Durante o seu 8° Congresso Nacional, realizado em Brasília, o Partido dos Trabalhadores (PT) divulgou um vídeo com críticas diretas ao senador Flávio Bolsonaro, pré-candidato à Presidência. A peça publicitária utiliza o termo “bolsomaster” para tentar ligar o parlamentar ao escândalo envolvendo o Banco Master, afirmando que a compra de uma mansão de R$ 6 milhões na capital federal teria sido financiada por supostos esquemas de corrupção. No vídeo, o locutor cita ainda investigações passadas, como o caso das “rachadinhas” e a compra de imóveis em dinheiro vivo, para classificar o senador como envolvido em diversas irregularidades.
Apesar das graves acusações contidas no vídeo, as informações oficiais disponíveis até o momento não confirmam a participação de Flávio Bolsonaro no escândalo do Banco Master. O senador não é alvo de investigação nesse caso específico e os dados sobre o seu imóvel em Brasília indicam uma cronologia diferente da sugerida pelo partido. A mansão citada foi adquirida em 2021 por meio de um financiamento junto ao BRB, banco estatal do Distrito Federal. Já as negociações entre o BRB e o Banco Master, que geraram as suspeitas atuais, só começaram a ocorrer entre os anos de 2024 e 2025.
O escândalo do Banco Master tem se tornado uma arma política usada por ambos os lados, com trocas de acusações entre petistas e aliados de Jair Bolsonaro. Embora o banco tenha recebido autorização para operar em 2019, durante a gestão anterior, foi no atual governo Lula que a instituição apresentou seu maior crescimento. O caso também respinga em figuras ligadas ao PT, como o ex-ministro Guido Mantega, que recebeu R$ 14 milhões por consultorias ao banco e chegou a intermediar uma reunião do dono da instituição, Daniel Vorcaro, com o presidente Lula.

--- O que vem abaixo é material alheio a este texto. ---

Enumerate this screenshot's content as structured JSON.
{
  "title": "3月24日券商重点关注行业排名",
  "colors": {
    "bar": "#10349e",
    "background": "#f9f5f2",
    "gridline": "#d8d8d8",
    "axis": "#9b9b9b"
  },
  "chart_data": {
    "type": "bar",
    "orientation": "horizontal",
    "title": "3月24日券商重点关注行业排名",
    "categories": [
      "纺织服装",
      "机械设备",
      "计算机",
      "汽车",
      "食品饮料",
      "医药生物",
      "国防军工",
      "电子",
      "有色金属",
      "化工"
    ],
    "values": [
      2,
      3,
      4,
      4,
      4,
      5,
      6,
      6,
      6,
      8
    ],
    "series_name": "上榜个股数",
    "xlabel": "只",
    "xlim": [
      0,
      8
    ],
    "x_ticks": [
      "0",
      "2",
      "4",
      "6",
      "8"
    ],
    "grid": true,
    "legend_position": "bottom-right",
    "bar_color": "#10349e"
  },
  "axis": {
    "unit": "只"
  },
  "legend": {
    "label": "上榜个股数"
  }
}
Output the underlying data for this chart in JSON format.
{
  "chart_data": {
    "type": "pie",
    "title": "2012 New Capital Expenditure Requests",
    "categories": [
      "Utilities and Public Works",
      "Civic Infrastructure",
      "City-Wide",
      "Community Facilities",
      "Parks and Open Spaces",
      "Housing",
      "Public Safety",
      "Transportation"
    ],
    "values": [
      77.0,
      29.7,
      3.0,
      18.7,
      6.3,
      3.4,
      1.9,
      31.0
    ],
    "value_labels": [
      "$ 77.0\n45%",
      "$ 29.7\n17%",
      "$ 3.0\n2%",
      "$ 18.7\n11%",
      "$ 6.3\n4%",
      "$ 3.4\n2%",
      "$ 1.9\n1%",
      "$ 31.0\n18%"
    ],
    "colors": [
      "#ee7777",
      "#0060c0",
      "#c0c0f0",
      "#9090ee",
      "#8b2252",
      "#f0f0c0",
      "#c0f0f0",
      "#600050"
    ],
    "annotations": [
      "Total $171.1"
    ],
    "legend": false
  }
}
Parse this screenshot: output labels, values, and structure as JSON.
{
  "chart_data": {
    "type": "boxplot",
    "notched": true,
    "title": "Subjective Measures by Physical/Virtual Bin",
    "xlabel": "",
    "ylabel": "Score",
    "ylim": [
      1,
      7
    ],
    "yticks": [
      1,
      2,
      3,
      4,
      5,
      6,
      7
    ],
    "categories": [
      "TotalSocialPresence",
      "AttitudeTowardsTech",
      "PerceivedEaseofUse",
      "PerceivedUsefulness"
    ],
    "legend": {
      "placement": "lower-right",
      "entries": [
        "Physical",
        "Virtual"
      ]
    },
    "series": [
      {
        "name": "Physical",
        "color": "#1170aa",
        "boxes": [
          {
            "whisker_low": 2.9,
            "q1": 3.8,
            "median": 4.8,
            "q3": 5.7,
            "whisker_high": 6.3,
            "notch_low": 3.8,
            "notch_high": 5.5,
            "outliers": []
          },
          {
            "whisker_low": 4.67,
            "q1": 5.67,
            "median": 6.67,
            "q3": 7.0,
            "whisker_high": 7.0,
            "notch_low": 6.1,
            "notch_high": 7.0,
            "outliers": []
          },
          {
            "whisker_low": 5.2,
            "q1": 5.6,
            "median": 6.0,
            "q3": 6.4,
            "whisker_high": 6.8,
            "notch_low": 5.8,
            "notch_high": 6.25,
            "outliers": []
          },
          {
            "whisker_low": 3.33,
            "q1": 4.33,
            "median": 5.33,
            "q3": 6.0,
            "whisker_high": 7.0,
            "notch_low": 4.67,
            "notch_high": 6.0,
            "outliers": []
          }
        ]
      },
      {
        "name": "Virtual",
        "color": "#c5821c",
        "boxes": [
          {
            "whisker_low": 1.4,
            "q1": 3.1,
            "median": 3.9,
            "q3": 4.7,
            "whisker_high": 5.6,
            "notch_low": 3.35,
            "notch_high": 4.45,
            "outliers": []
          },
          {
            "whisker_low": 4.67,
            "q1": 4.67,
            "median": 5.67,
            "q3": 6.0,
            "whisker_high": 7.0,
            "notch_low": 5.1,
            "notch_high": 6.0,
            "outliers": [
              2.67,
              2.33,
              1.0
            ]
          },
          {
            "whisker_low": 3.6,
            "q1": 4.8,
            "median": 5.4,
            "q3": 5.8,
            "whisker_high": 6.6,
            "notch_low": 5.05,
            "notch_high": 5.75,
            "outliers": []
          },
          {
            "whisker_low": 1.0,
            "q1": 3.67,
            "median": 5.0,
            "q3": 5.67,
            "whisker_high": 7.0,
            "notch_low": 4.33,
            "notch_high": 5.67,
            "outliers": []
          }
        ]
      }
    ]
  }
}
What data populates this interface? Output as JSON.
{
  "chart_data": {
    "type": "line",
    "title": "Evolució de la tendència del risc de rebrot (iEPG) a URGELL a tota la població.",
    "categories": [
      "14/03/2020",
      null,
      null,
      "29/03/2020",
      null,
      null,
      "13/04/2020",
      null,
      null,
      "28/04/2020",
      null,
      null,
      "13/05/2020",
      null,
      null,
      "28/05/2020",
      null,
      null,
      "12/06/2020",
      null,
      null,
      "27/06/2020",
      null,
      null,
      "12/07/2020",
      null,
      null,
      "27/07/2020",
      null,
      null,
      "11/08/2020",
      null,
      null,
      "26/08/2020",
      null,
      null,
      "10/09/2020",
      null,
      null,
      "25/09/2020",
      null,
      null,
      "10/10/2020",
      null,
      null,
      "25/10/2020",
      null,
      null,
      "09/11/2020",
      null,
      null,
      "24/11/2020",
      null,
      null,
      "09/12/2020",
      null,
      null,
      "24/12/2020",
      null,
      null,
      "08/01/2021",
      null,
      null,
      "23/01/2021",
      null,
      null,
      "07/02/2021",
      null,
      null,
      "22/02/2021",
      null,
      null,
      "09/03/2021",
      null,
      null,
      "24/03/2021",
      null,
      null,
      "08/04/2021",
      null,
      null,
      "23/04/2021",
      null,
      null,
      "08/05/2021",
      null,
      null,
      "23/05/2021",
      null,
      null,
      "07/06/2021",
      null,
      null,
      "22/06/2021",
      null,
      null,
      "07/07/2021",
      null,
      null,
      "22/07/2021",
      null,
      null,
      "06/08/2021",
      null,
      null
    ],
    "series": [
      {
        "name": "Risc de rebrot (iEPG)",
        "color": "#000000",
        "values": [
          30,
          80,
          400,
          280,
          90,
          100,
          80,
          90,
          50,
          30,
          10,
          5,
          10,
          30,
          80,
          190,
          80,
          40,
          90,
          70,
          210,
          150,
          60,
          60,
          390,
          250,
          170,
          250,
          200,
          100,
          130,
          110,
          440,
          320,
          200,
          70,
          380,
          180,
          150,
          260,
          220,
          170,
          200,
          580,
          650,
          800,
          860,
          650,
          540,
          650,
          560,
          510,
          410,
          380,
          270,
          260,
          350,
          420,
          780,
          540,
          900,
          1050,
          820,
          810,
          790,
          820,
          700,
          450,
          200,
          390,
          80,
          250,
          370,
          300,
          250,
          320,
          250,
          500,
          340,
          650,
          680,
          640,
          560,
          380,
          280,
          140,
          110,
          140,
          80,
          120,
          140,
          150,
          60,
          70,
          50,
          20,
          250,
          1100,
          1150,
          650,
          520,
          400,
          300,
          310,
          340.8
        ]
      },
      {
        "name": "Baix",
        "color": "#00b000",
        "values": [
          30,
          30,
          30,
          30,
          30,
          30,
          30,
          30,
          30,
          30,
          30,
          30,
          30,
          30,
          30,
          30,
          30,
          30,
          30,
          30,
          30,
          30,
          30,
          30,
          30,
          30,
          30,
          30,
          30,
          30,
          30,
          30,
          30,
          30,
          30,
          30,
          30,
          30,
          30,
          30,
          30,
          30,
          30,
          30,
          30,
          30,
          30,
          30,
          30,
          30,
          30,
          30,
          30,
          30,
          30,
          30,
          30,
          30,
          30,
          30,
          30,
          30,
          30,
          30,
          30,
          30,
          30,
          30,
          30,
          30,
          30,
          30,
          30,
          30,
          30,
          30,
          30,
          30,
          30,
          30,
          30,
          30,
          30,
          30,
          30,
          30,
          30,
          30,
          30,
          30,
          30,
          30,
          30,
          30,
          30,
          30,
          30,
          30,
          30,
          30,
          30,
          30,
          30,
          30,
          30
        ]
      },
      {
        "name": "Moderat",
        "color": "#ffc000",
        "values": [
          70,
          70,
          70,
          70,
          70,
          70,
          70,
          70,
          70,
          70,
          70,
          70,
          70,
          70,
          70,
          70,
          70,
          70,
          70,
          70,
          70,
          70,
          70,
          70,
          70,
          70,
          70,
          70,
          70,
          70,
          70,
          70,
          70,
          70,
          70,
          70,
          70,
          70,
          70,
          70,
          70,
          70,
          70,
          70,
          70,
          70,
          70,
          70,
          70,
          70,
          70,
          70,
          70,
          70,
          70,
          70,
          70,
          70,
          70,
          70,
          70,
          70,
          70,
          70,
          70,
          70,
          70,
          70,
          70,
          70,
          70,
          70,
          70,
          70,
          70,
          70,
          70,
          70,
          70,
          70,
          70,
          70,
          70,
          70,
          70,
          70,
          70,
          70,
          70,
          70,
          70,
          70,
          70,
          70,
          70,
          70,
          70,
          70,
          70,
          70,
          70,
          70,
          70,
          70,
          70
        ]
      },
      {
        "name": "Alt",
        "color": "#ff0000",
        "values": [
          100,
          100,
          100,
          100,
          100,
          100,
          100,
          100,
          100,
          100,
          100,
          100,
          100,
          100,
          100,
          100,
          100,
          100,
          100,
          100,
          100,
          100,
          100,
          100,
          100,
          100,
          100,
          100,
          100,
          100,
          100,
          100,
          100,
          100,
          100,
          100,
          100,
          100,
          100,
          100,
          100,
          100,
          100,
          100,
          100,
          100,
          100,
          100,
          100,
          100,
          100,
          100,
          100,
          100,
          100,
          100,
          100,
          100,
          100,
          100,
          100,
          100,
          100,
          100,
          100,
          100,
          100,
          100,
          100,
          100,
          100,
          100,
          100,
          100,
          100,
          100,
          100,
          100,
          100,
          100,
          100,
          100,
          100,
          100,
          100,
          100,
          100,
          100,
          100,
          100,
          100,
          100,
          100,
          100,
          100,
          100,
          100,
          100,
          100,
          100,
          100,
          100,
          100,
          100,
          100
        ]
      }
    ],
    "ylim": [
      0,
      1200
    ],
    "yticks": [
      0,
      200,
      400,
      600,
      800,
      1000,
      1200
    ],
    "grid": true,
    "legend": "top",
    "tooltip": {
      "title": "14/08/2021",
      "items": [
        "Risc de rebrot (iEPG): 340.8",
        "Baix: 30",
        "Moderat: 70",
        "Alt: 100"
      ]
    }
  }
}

Outro nome citado nas discussões sobre o banco é o do ex-ministro Ricardo Lewandowski. O escritório de advocacia de sua família prestou serviços de consultoria jurídica ao Master no valor de R$ 6,1 milhões. Em nota, a equipe do ministro aposentado esclareceu que as atividades são lícitas e que ele retomou a advocacia após deixar o Supremo Tribunal Federal em 2023. Enquanto o PT reforça a narrativa de que a família Bolsonaro está ligada ao esquema, a oposição rebate apontando a proximidade do banco com nomes influentes da atual administração, transformando o caso em um dos eixos centrais da disputa política atual.